The author Nicholas Sparks is best known for his romance novels such as The Notebook, A Walk to Remember, and Dear John, as well as, of course, their adaptations into film. It's no surprise, then, that his words have once again begun to spread like wildfire over the past few weeks—though this time, they didn't appear in a romance novel, but in a homophobic email thread dating back to 2013, which resurfaced just in time for Pride Month.
So, how did we get to this point in the five years since? Well, quite ironically, it all goes back to a private Christian school that Sparks cofounded in 2006, which describes itself as "anchored in the Judeo-Christian commandment to Love God and Your Neighbor as Yourself." For its first seven years of existence, that does seem to be the case, but things took a turn for the worse for the Epiphany School of Global Studies in 2013—unfortunately for Saul Benjamin, who accepted an offer to be its headmaster that February.
According to the Daily Beast, which broke the story on Monday, Benjamin noticed issues with the school's attitude to diversity "almost immediately." In an attempt to remedy those issues, he began to focus on "tolerance, diversity, nondiscrimination, and LGBT," as Sparks put it in an email—and not approvingly. As far as he was concerned, Benjamin should have been prioritizing "academic/curricular/global issues, Christian traditions, etc.," and "eliminat[ing]" the word "nondiscrimination" from his vocabulary.
Unsurprisingly, then, when Benjamin advocating adding sexual orientation to the school's nondiscrimination policy, Sparks wasn't amused. "Remember, we’ve had gay students before, many of them," he wrote in another email, adding that Benjamin's predecessor "handled it quietly and wonderfully and the students considered themselves fortunate." When the headmaster did not follow suit, Sparks accused him of pushing "what some perceive as an agenda that strives to make homosexuality open and accepted"—a sentiment that one of the school's trustees reportedly echoed in a board meeting, claiming that Benjamin was "promoting a homosexual culture and agenda." Meanwhile, according to Benjamin, homophobia had become so rampant among students that some had declared their desire to start a "homo-caust."
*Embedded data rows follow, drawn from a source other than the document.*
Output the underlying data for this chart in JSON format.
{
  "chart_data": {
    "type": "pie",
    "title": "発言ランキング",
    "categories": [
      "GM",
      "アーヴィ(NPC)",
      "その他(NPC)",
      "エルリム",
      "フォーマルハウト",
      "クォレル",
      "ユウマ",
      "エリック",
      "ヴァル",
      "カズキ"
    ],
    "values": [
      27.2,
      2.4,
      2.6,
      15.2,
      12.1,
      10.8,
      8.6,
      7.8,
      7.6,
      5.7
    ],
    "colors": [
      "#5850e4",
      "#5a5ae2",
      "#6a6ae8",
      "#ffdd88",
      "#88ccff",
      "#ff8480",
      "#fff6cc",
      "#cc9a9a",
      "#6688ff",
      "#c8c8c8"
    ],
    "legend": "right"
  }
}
And while Sparks's apparent homophobia may be making the most headlines, but there's a good deal of racism to be found in the emails, too. To be fair, Sparks didn't deny the school's "lack of diversity." (Only two of what appears to have been roughly 500 students enrolled that year were black.) But he definitely disagreed on the reasons behind that lack, which he declared had "NOTHING to do with the school or anyone at the school" and "nothing to do with racism or vestiges of Jim Crow ... It comes down to 1) Money and 2) Culture," he concluded. (Though on one occasion, he allegedly gave a different reason—that black students are "too poor and can't do the academic work.")
You can probably guess what came next: Benjamin left the school, then filed a lawsuit against Sparks and rest of the board of trustees.
Say what you will about Sparks, but there's no denying that the author, who's written 20 novels, is prolific. So, rather than lay low, he's now posted not one, but two statements in response to the outcry on his Twitter account, where he has 616,000 followers—and, incidentally, is no stranger to posting images of plain black text against a white backdrop. (It's his go-to format for posting inspirational quotes, taken verbatim from characters in his novels.) He also posted them on Instagram, where comments are currently disabled, starting with the below statement last Thursday, which refutes the "false allegations" in the Daily Beast's story. (Not that that seems to have stopped anyone from replying with a gift featuring the word "cancelled" or "receipts.)
So, on Monday, Sparks tried again—this time, with an actual apology. As for how that one has gone over, well, the reply with the most likes (1,200-plus) at the moment is this summary: "I was stressed so I emphatically refused to accept a lgbtq club and I praised keeping gay talk quiet. Oops. My bad - Nicholas sparks."
When it comes to the lawsuit, though, only one reader's response will really count. Alas, Benjamin has never been too fond of Sparks's writing, and even recently filed an extra charge against the author, for defamation, to prove as much. (In yet another email, Sparks armchair diagnosed him with Alzheimer's—the same disease, as you may recall, at the center of The Notebook.)